In First World War he commanded the 9th cavalry division, served as inspector of artillery of the 2nd Cavalry Corps (Russia) (1914-1917). He was awarded the order of St. George 4th degree

"For his actions during the battle on August 11, 1914 in the village of La. 1914 at the village of Lapy-Polsky, left without cover, with excellent courage, repulsed with buckshot attack of three squadrons of Hungarian hussars and the bicycle riders who came after them, suddenly attacked the left flank and rear of the battery, and thereby saved his guns from the capture of the enemy."

and St. George's Arms

"For having acted brilliantly at the head of the battery, which was the only one to cross to the left bank of the San and at the section of the 42nd Infantry Division (Russia) with its fire from 1200 paces at all times successfully assisted the infantry."

In 1917 he commanded the 9th Kiev Hussar Regiment (March–May) and the His Majesty's Hussar Life Guards Regiment (from 8 May to October), was wounded.

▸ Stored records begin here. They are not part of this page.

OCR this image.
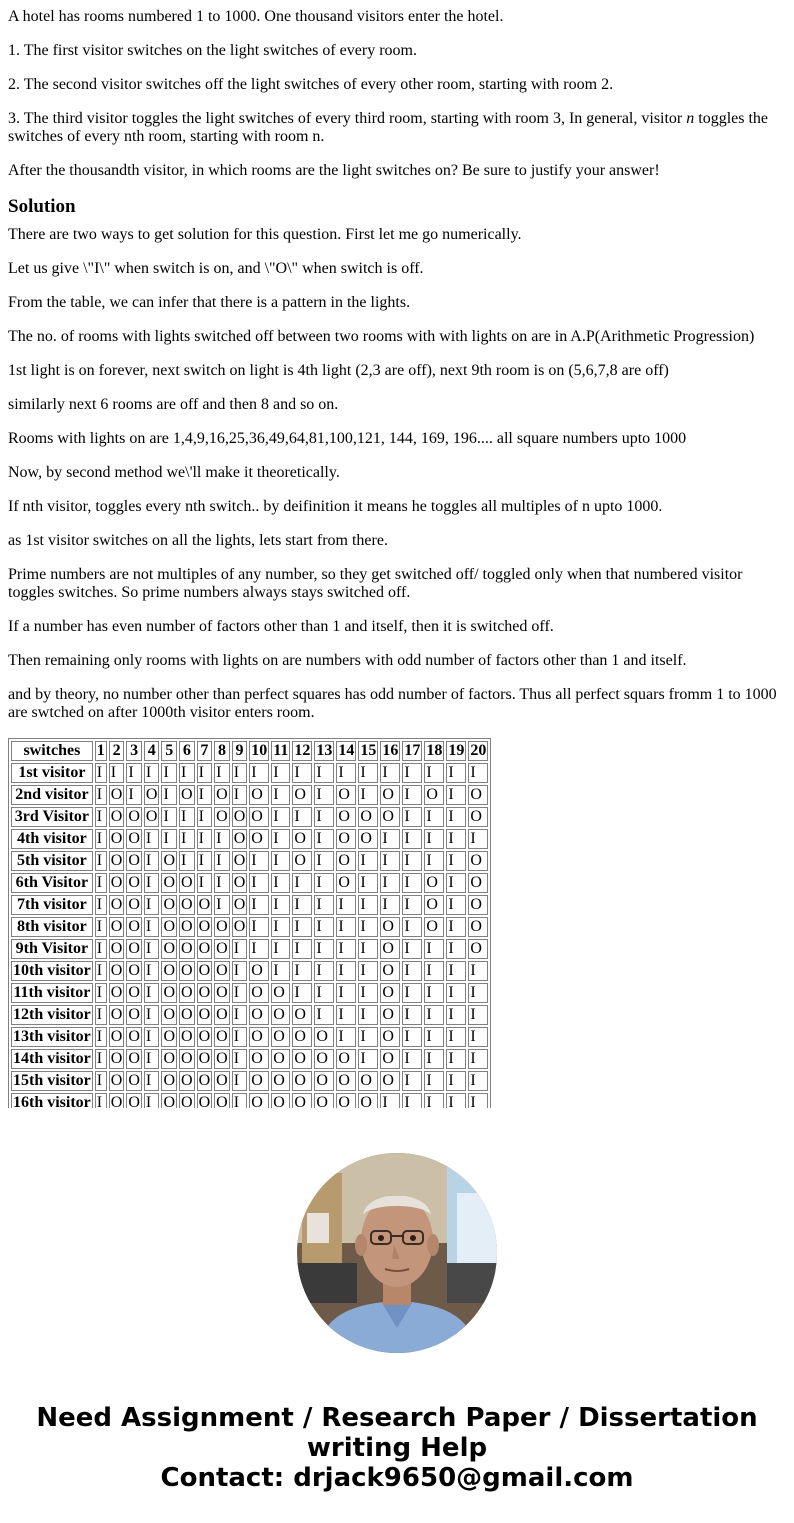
A hotel has rooms numbered 1 to 1000. One thousand visitors enter the hotel.

1. The first visitor switches on the light switches of every room.

2. The second visitor switches off the light switches of every other room, starting with room 2.

3. The third visitor toggles the light switches of every third room, starting with room 3, In general, visitor n toggles the switches of every nth room, starting with room n.

After the thousandth visitor, in which rooms are the light switches on? Be sure to justify your answer!

Solution

There are two ways to get solution for this question. First let me go numerically.

Let us give \"I\" when switch is on, and \"O\" when switch is off.

From the table, we can infer that there is a pattern in the lights.

The no. of rooms with lights switched off between two rooms with with lights on are in A.P(Arithmetic Progression)

1st light is on forever, next switch on light is 4th light (2,3 are off), next 9th room is on (5,6,7,8 are off)

similarly next 6 rooms are off and then 8 and so on.

Rooms with lights on are 1,4,9,16,25,36,49,64,81,100,121, 144, 169, 196.... all square numbers upto 1000

Now, by second method we\'ll make it theoretically.

If nth visitor, toggles every nth switch.. by deifinition it means he toggles all multiples of n upto 1000.

as 1st visitor switches on all the lights, lets start from there.

Prime numbers are not multiples of any number, so they get switched off/ toggled only when that numbered visitor toggles switches. So prime numbers always stays switched off.

If a number has even number of factors other than 1 and itself, then it is switched off.

Then remaining only rooms with lights on are numbers with odd number of factors other than 1 and itself.

and by theory, no number other than perfect squares has odd number of factors. Thus all perfect squars fromm 1 to 1000 are swtched on after 1000th visitor enters room.

switches	1	2	3	4	5	6	7	8	9	10	11	12	13	14	15	16	17	18	19	20
1st visitor	I	I	I	I	I	I	I	I	I	I	I	I	I	I	I	I	I	I	I	I
2nd visitor	I	O	I	O	I	O	I	O	I	O	I	O	I	O	I	O	I	O	I	O
3rd Visitor	I	O	O	O	I	I	I	O	O	O	I	I	I	O	O	O	I	I	I	O
4th visitor	I	O	O	I	I	I	I	I	O	O	I	O	I	O	O	I	I	I	I	I
5th visitor	I	O	O	I	O	I	I	I	O	I	I	O	I	O	I	I	I	I	I	O
6th Visitor	I	O	O	I	O	O	I	I	O	I	I	I	I	O	I	I	I	O	I	O
7th visitor	I	O	O	I	O	O	O	I	O	I	I	I	I	I	I	I	I	O	I	O
8th visitor	I	O	O	I	O	O	O	O	O	I	I	I	I	I	I	O	I	O	I	O
9th Visitor	I	O	O	I	O	O	O	O	I	I	I	I	I	I	I	O	I	I	I	O
10th visitor	I	O	O	I	O	O	O	O	I	O	I	I	I	I	I	O	I	I	I	I
11th visitor	I	O	O	I	O	O	O	O	I	O	O	I	I	I	I	O	I	I	I	I
12th visitor	I	O	O	I	O	O	O	O	I	O	O	O	I	I	I	O	I	I	I	I
13th visitor	I	O	O	I	O	O	O	O	I	O	O	O	O	I	I	O	I	I	I	I
14th visitor	I	O	O	I	O	O	O	O	I	O	O	O	O	O	I	O	I	I	I	I
15th visitor	I	O	O	I	O	O	O	O	I	O	O	O	O	O	O	O	I	I	I	I
16th visitor	I	O	O	I	O	O	O	O	I	O	O	O	O	O	O	I	I	I	I	I
Need Assignment / Research Paper / Dissertation
writing Help
Contact: drjack9650@gmail.com
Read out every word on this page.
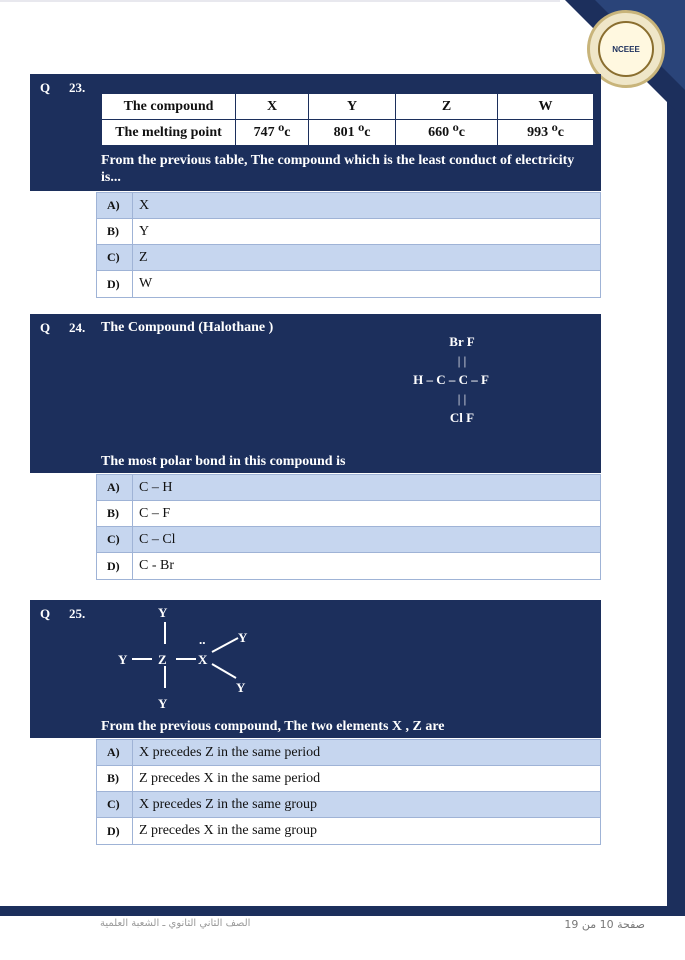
NCEEE
Q 23.
The compound	X	Y	Z	W
The melting point	747 ⁰c	801 ⁰c	660 ⁰c	993 ⁰c
From the previous table, The compound which is the least conduct of electricity is...
A)	X
B)	Y
C)	Z
D)	W
Q 24. The Compound (Halothane )
Br F
| |
H – C – C – F
| |
Cl F
The most polar bond in this compound is
A)	C – H
B)	C – F
C)	C – Cl
D)	C - Br
Q 25.	Y
Y Z X
..
Y
Y
Y
From the previous compound, The two elements X , Z are
A)	X precedes Z in the same period
B)	Z precedes X in the same period
C)	X precedes Z in the same group
D)	Z precedes X in the same group
الصف الثاني الثانوي ـ الشعبة العلمية	صفحة 10 من 19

Participated in the White Movement in Siberia. Commanded the 2nd Ufa Cavalry Division (September 1919-March 1920). Participated in the Great Siberian Ice March.

After the end of the Russian Civil War emigrated to France. In 1921 he participated in the Reichenhall monarchist congress. He was a member of the Association of Cavalry Artillery. Then moved to Romania, died in Bessarabia.

== Awards ==
- Order of St. Stanislaus 3d class with swords and bow (1904);
- Order of St. Anna 3d class with swords and bow (1904);
- Order of St. Stanislaus, 2nd Class, with swords and bow (1907);
- Order of St. George 4th class (VP 03.02.1915);
- Order of St. George, 4th Class (GP 09.03.1915).